Столько сил отняло освобождение внутреннее, что на внешнее уже не хватает сил.

— Подати платите?

— Платим.

— В солдатах служите?

— Служим.

— Если заставят повесить невинного человека?

— Повесим. Потому — отдай богово богови, кесарево кесареви. Это не мы повесим, а наши руки, по чужому приказу.

— Но где же вы-то сами?

— Мы в себе…

«Освобожденное и нелепое „я“», — справедливо заключает Пришвин.

Освобожденное «я» отпало от неосвобожденного народа — плоть от духа, воля от мысли, рука от сердца. Рука против сердца вешает. Но не может долго длиться нелепость; не может человек долго радоваться своей и чужой «тараканьей смерти»: сегодня вешает, а завтра устанет — перестанет.

— Он плоти маленько прихватывает, — вспоминают «немоляки» о знакомом писателе. — Пишет: Христа нужно во плоти разуметь.

— А вы?

— А мы пишем: по духу. Он гнет к себе, а мы его к нам перетягиваем.

Но еще неизвестно, кто кого перетянет.

Зачем нужен Христос во плоти? А вот зачем: чтобы плоть не отпадала от духа, рука от сердца; чтобы сидящие в ямах знали, что закон не «перевéрнется»; чтобы «люди в форменных фуражках с кокардами» перестали плевать на святую землю; чтобы Невидимый Град стал видимым.

Этого «немоляки» еще не понимают, но вот-вот поймут. <…>

— Пишет он, — продолжают вспоминать, — что нельзя все по духу разуметь: Христос, учит, воистину воскрес во плоти.

— Так же, как и баптисты?[61]

— Нет, у него свое. Он притчами говорит; загорится, говорит, пожар на всю землю. И верно, сбывается — загорается.

— Какой пожар?

Ответ непонятен Пришвину: надо не почти, а совсем, чтобы понять.

«Сбывается, загорается?» Нет. Только тогда, когда богоискатели интеллигентские вместе с народом поймут, что ни Бог без земли, ни земля без Бога, — тогда сбудется, загорится тот огонь, который спаяет расколовшийся колокол.

ДВА ОТРЕЧЕНИЯ

«Раз он влез на лесенку, чтобы показать непонимающему обойщику, как он хочет драпировать, — оступился и упал, но, как сильный и ловкий человек, удержался, только боком стукнулся о ручку рамы.
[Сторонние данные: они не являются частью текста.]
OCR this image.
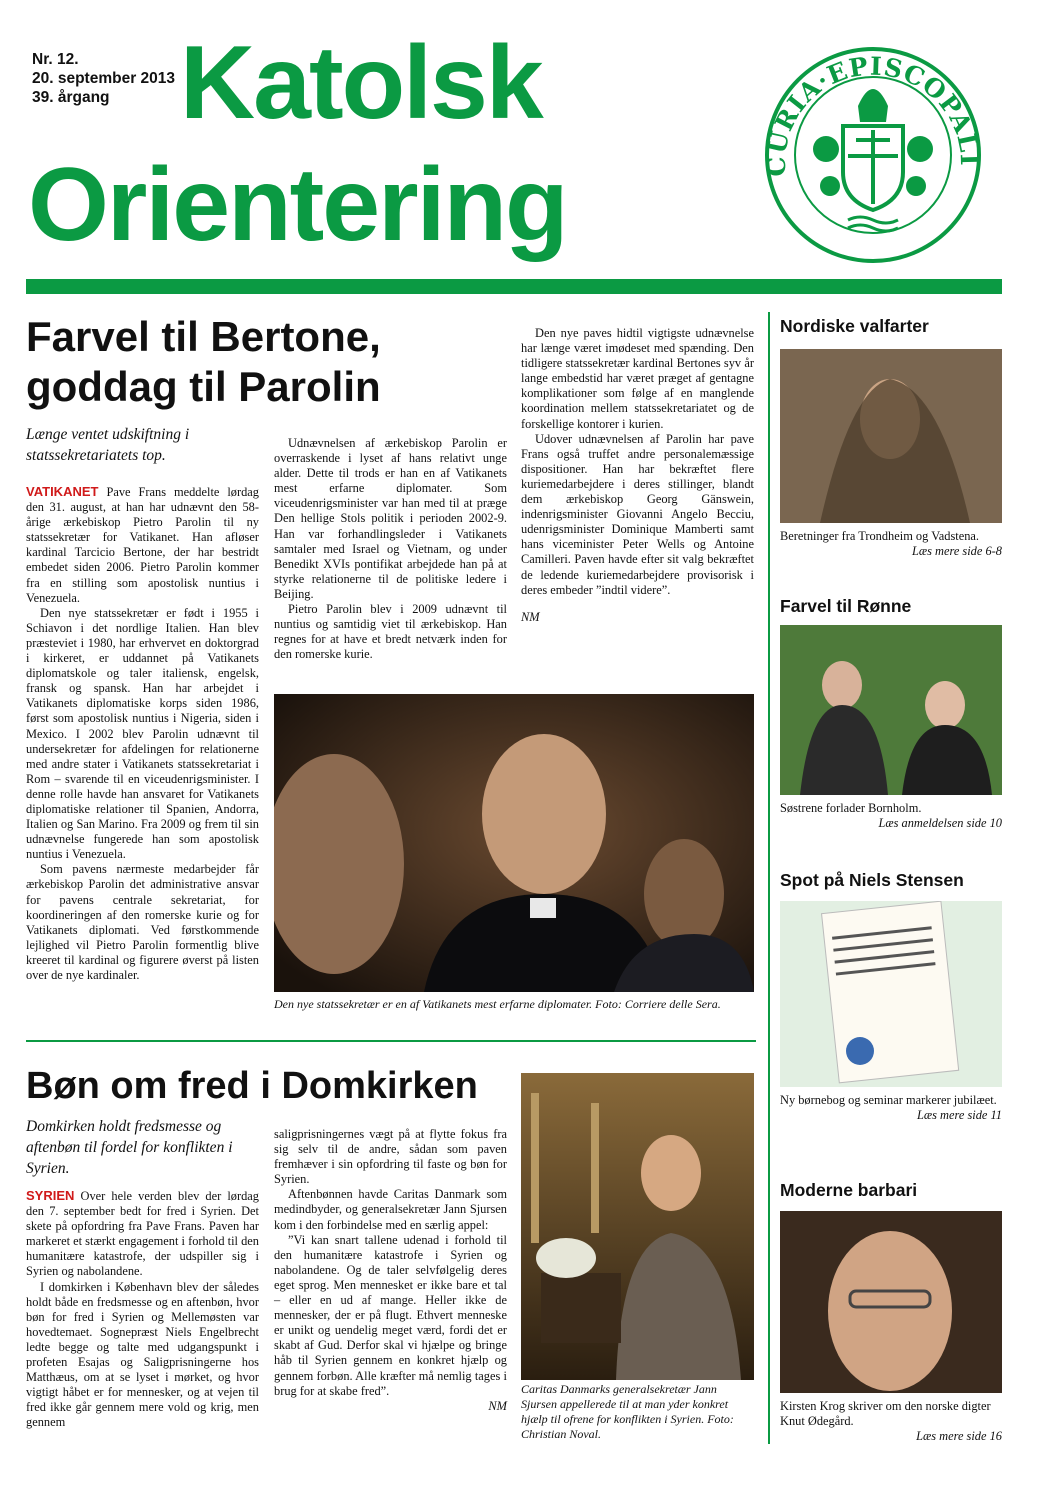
Nr. 12.
20. september 2013
39. årgang Katolsk
Orientering	CURIA·EPISCOPALI
Farvel til Bertone,
goddag til Parolin
Længe ventet udskiftning i statssekretariatets top.

VATIKANET Pave Frans meddelte lørdag den 31. august, at han har udnævnt den 58-årige ærkebiskop Pietro Parolin til ny statssekretær for Vatikanet. Han afløser kardinal Tarcicio Bertone, der har bestridt embedet siden 2006. Pietro Parolin kommer fra en stilling som apostolisk nuntius i Venezuela.

Den nye statssekretær er født i 1955 i Schiavon i det nordlige Italien. Han blev præsteviet i 1980, har erhvervet en doktorgrad i kirkeret, er uddannet på Vatikanets diplomatskole og taler italiensk, engelsk, fransk og spansk. Han har arbejdet i Vatikanets diplomatiske korps siden 1986, først som apostolisk nuntius i Nigeria, siden i Mexico. I 2002 blev Parolin udnævnt til undersekretær for afdelingen for relationerne med andre stater i Vatikanets statssekretariat i Rom – svarende til en viceudenrigsminister. I denne rolle havde han ansvaret for Vatikanets diplomatiske relationer til Spanien, Andorra, Italien og San Marino. Fra 2009 og frem til sin udnævnelse fungerede han som apostolisk nuntius i Venezuela.

Som pavens nærmeste medarbejder får ærkebiskop Parolin det administrative ansvar for pavens centrale sekretariat, for koordineringen af den romerske kurie og for Vatikanets diplomati. Ved førstkommende lejlighed vil Pietro Parolin formentlig blive kreeret til kardinal og figurere øverst på listen over de nye kardinaler.

Udnævnelsen af ærkebiskop Parolin er overraskende i lyset af hans relativt unge alder. Dette til trods er han en af Vatikanets mest erfarne diplomater. Som viceudenrigsminister var han med til at præge Den hellige Stols politik i perioden 2002-9. Han var forhandlingsleder i Vatikanets samtaler med Israel og Vietnam, og under Benedikt XVIs pontifikat arbejdede han på at styrke relationerne til de politiske ledere i Beijing.

Pietro Parolin blev i 2009 udnævnt til nuntius og samtidig viet til ærkebiskop. Han regnes for at have et bredt netværk inden for den romerske kurie.

Den nye paves hidtil vigtigste udnævnelse har længe været imødeset med spænding. Den tidligere statssekretær kardinal Bertones syv år lange embedstid har været præget af gentagne komplikationer som følge af en manglende koordination mellem statssekretariatet og de forskellige kontorer i kurien.

Udover udnævnelsen af Parolin har pave Frans også truffet andre personalemæssige dispositioner. Han har bekræftet flere kuriemedarbejdere i deres stillinger, blandt dem ærkebiskop Georg Gänswein, indenrigsminister Giovanni Angelo Becciu, udenrigsminister Dominique Mamberti samt hans viceminister Peter Wells og Antoine Camilleri. Paven havde efter sit valg bekræftet de ledende kuriemedarbejdere provisorisk i deres embeder ”indtil videre”.

NM

Den nye statssekretær er en af Vatikanets mest erfarne diplomater. Foto: Corriere delle Sera.
Bøn om fred i Domkirken
Domkirken holdt fredsmesse og aftenbøn til fordel for konflikten i Syrien.

SYRIEN Over hele verden blev der lørdag den 7. september bedt for fred i Syrien. Det skete på opfordring fra Pave Frans. Paven har markeret et stærkt engagement i forhold til den humanitære katastrofe, der udspiller sig i Syrien og nabolandene.

I domkirken i København blev der således holdt både en fredsmesse og en aftenbøn, hvor bøn for fred i Syrien og Mellemøsten var hovedtemaet. Sognepræst Niels Engelbrecht ledte begge og talte med udgangspunkt i profeten Esajas og Saligprisningerne hos Matthæus, om at se lyset i mørket, og hvor vigtigt håbet er for mennesker, og at vejen til fred ikke går gennem mere vold og krig, men gennem

saligprisningernes vægt på at flytte fokus fra sig selv til de andre, sådan som paven fremhæver i sin opfordring til faste og bøn for Syrien.

Aftenbønnen havde Caritas Danmark som medindbyder, og generalsekretær Jann Sjursen kom i den forbindelse med en særlig appel:

”Vi kan snart tallene udenad i forhold til den humanitære katastrofe i Syrien og nabolandene. Og de taler selvfølgelig deres eget sprog. Men mennesket er ikke bare et tal – eller en ud af mange. Heller ikke de mennesker, der er på flugt. Ethvert menneske er unikt og uendelig meget værd, fordi det er skabt af Gud. Derfor skal vi hjælpe og bringe håb til Syrien gennem en konkret hjælp og gennem forbøn. Alle kræfter må nemlig tages i brug for at skabe fred”.

NM

Caritas Danmarks generalsekretær Jann Sjursen appellerede til at man yder konkret hjælp til ofrene for konflikten i Syrien. Foto: Christian Noval.
Nordiske valfarter
Beretninger fra Trondheim og Vadstena.
Læs mere side 6-8
Farvel til Rønne
Søstrene forlader Bornholm.
Læs anmeldelsen side 10
Spot på Niels Stensen
Ny børnebog og seminar markerer jubilæet.
Læs mere side 11
Moderne barbari
Kirsten Krog skriver om den norske digter Knut Ødegård.
Læs mere side 16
Ушиб поболел, но скоро прошел». В доме Ивана Ильича все шло по-прежнему. «Все были здоровы. Нельзя было назвать нездоровьем то, что Иван Ильич говорил иногда, что у него странный вкус во рту и что-то неловко в левой стороне живота. Но случилось, что неловкость эта стала увеличиваться и переходить не в боль еще, но в сознание тяжести постоянной в боку и в дурное расположение духа… Ухудшение шло так равномерно, что он мог себя обманывать, сравнивая один день с другим, — разницы было мало. Но когда он советовался с докторами, тогда ему казалось, что идет к худшему, и очень быстро даже… Боль в боку все томила, все будто усиливалась, становилась постояннее… Нельзя было себя обманывать: что-то страшное, новое и такое значительное, что значительнее никогда в жизни не было с Иваном Ильичем, совершалось в нем».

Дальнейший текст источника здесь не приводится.